In May 1971, Aw Kow (胡蛟), the eldest son of the late Aw Boon Haw, resigned as a director of Sin Poh (Star News) Amalgamated Limited and as the managing director (社長) of Sin Chew Jit Poh. That same year, a scandal emerged when the Singapore government revealed that Eastern Sun (英文東方日報), an English-language newspaper founded by Aw Kow in 1966, had received financial support from a Chinese intelligence service based in Hong Kong. In response, Sin Poh (Star News) Amalgamated issued a press release in May 1971, stating that it had no connection with Eastern Sun.

Although Star News itself was not affected, that year saw the closure of Eastern Sun, the arrest of the chairman of Nanyang Siang Pau Press, and other significant events concerning the press. Ironically, despite being accused of having ties to the People's Republic of China and posing a threat to Singapore's internal security, Aw Kow was never charged or imprisoned.

After Aw Kow’s departure, Frank Wong (黃溢華 (黄溢华)) was promoted to general manager (總經理) of Sin Chew Jit Poh (Singapore) in December 1972. The position was previously held by Aw Swan (胡山), the second son of the late Aw Boon Haw, from 25 June 1971 to around 1972.

Nevertheless, the Government of Singapore initiated another media reform in 1975 that affected Star News.

===Dismantle===
Following the enactment of the Newspaper and Printing Presses Act in 1974, the Singapore edition of Sin Chew Jit Poh came under the ownership of a newly incorporated company, Sin Chew Jit Poh (Singapore) Limited. From 1975 until its initial public offering in 1977, the majority ownership—through both ordinary and management shares—was held by the Aw family (including the widow of Aw Cheng Chye and her son, Aw Toke Soon (胡督信), as well as Aw It Haw (胡一虎), the fourth son of the late Aw Boon Haw), senior editors of Sin Chew Jit Poh (such as Frank Wong, Goh Seah Hiong and Lu Kuang Chi (卢光池)) and Singapore’s sovereign wealth fund, Temasek.

Management shares functioned as a form of golden share, granting holders decisive voting power on resolutions related to the appointment or dismissal of directors or staff, while otherwise carrying the same voting rights as ordinary shares.

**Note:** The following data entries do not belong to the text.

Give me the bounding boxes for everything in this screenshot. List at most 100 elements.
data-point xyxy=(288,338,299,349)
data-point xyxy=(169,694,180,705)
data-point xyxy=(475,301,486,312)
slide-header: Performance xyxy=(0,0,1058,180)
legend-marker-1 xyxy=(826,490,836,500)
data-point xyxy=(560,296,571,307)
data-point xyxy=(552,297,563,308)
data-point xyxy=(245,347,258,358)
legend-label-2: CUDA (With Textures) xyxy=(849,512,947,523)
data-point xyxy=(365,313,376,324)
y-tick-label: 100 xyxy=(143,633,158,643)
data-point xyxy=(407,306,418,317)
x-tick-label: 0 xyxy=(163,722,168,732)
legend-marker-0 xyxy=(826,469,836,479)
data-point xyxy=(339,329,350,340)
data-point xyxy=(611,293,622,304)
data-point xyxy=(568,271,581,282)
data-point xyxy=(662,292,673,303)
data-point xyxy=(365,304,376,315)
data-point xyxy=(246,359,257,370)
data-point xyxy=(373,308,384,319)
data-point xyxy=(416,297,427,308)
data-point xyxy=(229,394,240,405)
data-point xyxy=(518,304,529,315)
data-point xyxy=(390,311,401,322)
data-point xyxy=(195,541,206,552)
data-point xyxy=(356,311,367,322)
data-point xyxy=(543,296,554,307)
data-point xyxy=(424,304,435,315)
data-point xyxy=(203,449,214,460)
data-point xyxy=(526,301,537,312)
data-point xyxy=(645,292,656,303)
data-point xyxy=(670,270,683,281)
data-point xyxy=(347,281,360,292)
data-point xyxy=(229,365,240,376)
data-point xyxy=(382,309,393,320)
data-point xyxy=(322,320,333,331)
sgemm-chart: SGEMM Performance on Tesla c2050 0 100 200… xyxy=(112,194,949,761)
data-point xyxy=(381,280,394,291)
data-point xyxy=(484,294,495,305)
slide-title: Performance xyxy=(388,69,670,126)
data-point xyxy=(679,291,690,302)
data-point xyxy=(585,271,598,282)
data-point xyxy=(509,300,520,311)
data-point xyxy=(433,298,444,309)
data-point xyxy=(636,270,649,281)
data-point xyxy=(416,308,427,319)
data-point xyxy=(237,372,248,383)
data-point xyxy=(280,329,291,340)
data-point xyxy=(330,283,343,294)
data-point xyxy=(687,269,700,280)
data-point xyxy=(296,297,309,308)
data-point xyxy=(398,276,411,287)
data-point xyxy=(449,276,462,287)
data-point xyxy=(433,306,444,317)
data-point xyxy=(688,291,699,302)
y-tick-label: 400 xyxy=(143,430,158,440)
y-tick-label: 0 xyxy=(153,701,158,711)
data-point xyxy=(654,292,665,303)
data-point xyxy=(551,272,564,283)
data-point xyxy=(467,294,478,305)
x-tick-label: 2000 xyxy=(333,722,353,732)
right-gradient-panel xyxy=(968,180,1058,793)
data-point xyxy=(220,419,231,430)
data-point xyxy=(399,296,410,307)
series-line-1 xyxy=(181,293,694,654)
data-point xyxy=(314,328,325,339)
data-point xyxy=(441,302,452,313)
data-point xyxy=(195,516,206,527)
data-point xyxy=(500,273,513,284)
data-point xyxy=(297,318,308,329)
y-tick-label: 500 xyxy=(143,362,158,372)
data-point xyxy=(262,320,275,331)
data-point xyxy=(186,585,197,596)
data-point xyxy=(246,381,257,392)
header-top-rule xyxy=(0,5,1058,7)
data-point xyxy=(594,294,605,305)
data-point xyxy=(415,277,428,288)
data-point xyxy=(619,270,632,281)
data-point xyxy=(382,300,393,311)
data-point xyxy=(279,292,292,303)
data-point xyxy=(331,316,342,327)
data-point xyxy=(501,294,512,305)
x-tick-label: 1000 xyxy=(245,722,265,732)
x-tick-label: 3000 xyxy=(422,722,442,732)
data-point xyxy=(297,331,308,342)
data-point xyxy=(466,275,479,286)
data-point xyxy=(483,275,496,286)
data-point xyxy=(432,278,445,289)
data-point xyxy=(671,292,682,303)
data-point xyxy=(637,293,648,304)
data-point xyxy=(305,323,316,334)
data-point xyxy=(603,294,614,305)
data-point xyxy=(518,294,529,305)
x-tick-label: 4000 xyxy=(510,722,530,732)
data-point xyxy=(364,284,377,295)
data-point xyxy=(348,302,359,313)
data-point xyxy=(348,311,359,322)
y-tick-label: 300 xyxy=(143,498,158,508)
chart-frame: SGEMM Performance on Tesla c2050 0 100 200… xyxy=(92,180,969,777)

This structure rendered ordinary shares inferior in certain circumstances. Without a majority stake in management shares, ordinary shares, or board representation, the Aw family effectively lost its ability to use the newspaper as a tool for public influence.

By August 1978, only one member of the Aw family, Aw It Haw, remained on the board of directors. In October 1978, the management shares held by the widow of Aw Cheng Chye and her son, Aw Toke Soon, as well as those held by Goh Seah Hiong, Lu Kuang Chi (both of whom resigned as directors in August), and Lim Pang Kwang, were converted into ordinary shares. The issuance of new management shares in June 1979 further diluted Aw It Haw’s voting rights in terms of management shareholding.

In 1983, the Singapore edition of Sin Chew Jit Poh was merged with its competitor, the Singapore edition of Nanyang Siang Pau to form Lianhe Zaobao and Lianhe Wanbao. The merger was announced by the Singapore government and the respective companies in April 1982. That same year, their parent companies were merged to form Singapore News and Publications Limited. In 1984, Singapore News and Publications Limited merged again with the publisher of The Straits Times, creating the media monopoly Singapore Press Holdings, later rebranded as SPH Media.

Nevertheless, the Malaysian editions were also sold in 1982 to Malaysian businessman Lim Kheng Kim (林庆金). The publisher of these editions, formerly known as Sin Poh (Star News) Amalgamated (Malaysia) Sendirian Berhad, later became part of Media Chinese International Limited (MCIL) in 2008.